In March of 2020, poison control received double the number of daily cases nationwide of people ingesting cleaners and disinfectants. This is due in part to the president at the time, Donald  Trump, saying on live television to the head of the Department of Homeland Security’s science and technology division, “I see the disinfectant that knocks it out in a minute, one minute. And is there a way we can do something like that by injection inside or almost a cleaning?
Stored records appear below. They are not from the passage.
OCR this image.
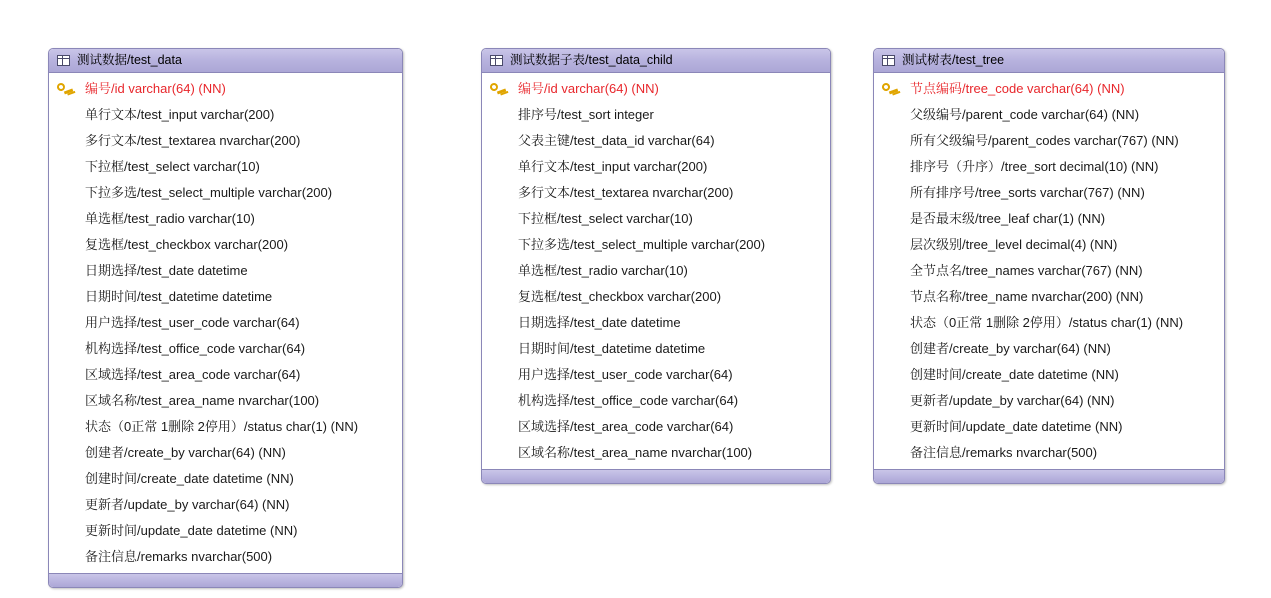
测试数据/test_data
编号/id varchar(64) (NN)
单行文本/test_input varchar(200)
多行文本/test_textarea nvarchar(200)
下拉框/test_select varchar(10)
下拉多选/test_select_multiple varchar(200)
单选框/test_radio varchar(10)
复选框/test_checkbox varchar(200)
日期选择/test_date datetime
日期时间/test_datetime datetime
用户选择/test_user_code varchar(64)
机构选择/test_office_code varchar(64)
区域选择/test_area_code varchar(64)
区域名称/test_area_name nvarchar(100)
状态（0正常 1删除 2停用）/status char(1) (NN)
创建者/create_by varchar(64) (NN)
创建时间/create_date datetime (NN)
更新者/update_by varchar(64) (NN)
更新时间/update_date datetime (NN)
备注信息/remarks nvarchar(500)
测试数据子表/test_data_child
编号/id varchar(64) (NN)
排序号/test_sort integer
父表主键/test_data_id varchar(64)
单行文本/test_input varchar(200)
多行文本/test_textarea nvarchar(200)
下拉框/test_select varchar(10)
下拉多选/test_select_multiple varchar(200)
单选框/test_radio varchar(10)
复选框/test_checkbox varchar(200)
日期选择/test_date datetime
日期时间/test_datetime datetime
用户选择/test_user_code varchar(64)
机构选择/test_office_code varchar(64)
区域选择/test_area_code varchar(64)
区域名称/test_area_name nvarchar(100)
测试树表/test_tree
节点编码/tree_code varchar(64) (NN)
父级编号/parent_code varchar(64) (NN)
所有父级编号/parent_codes varchar(767) (NN)
排序号（升序）/tree_sort decimal(10) (NN)
所有排序号/tree_sorts varchar(767) (NN)
是否最末级/tree_leaf char(1) (NN)
层次级别/tree_level decimal(4) (NN)
全节点名/tree_names varchar(767) (NN)
节点名称/tree_name nvarchar(200) (NN)
状态（0正常 1删除 2停用）/status char(1) (NN)
创建者/create_by varchar(64) (NN)
创建时间/create_date datetime (NN)
更新者/update_by varchar(64) (NN)
更新时间/update_date datetime (NN)
备注信息/remarks nvarchar(500)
As you see, it gets in the lungs, it does a tremendous number on the lungs, so it would be interesting to check that.” Yes, this would cure Covid, but it would do so by curing you of life.

The majority of misinformation surrounding vaccinations and Covid was not primarily spread from news sources and medical journals. Social media gives anyone a platform to voice their beliefs and opinions regardless of facts or basic logic. Anyone with photoshop and enough free time on their hands can play “journalist.” Over the summer of 2021, groups on Facebook began to claim that Sars Covid-19 could be cured by an anti-parasitic drug, Ivermectin. This drug was created to cure livestock of parasites and has no proven effect on Covid. That being said, it has a proven effect on the intestinal tract of the human body. The drug was intended for a 900 lb. (408 kg) horse, however poison control cases pertaining to the drug increased 245 percent in August . It is important to note that these were only the cases reported to poison control, in total the Center for Disease Control (CDC) estimates 1,143 exposure cases from Jan. 1 through Aug. 31 of 2021.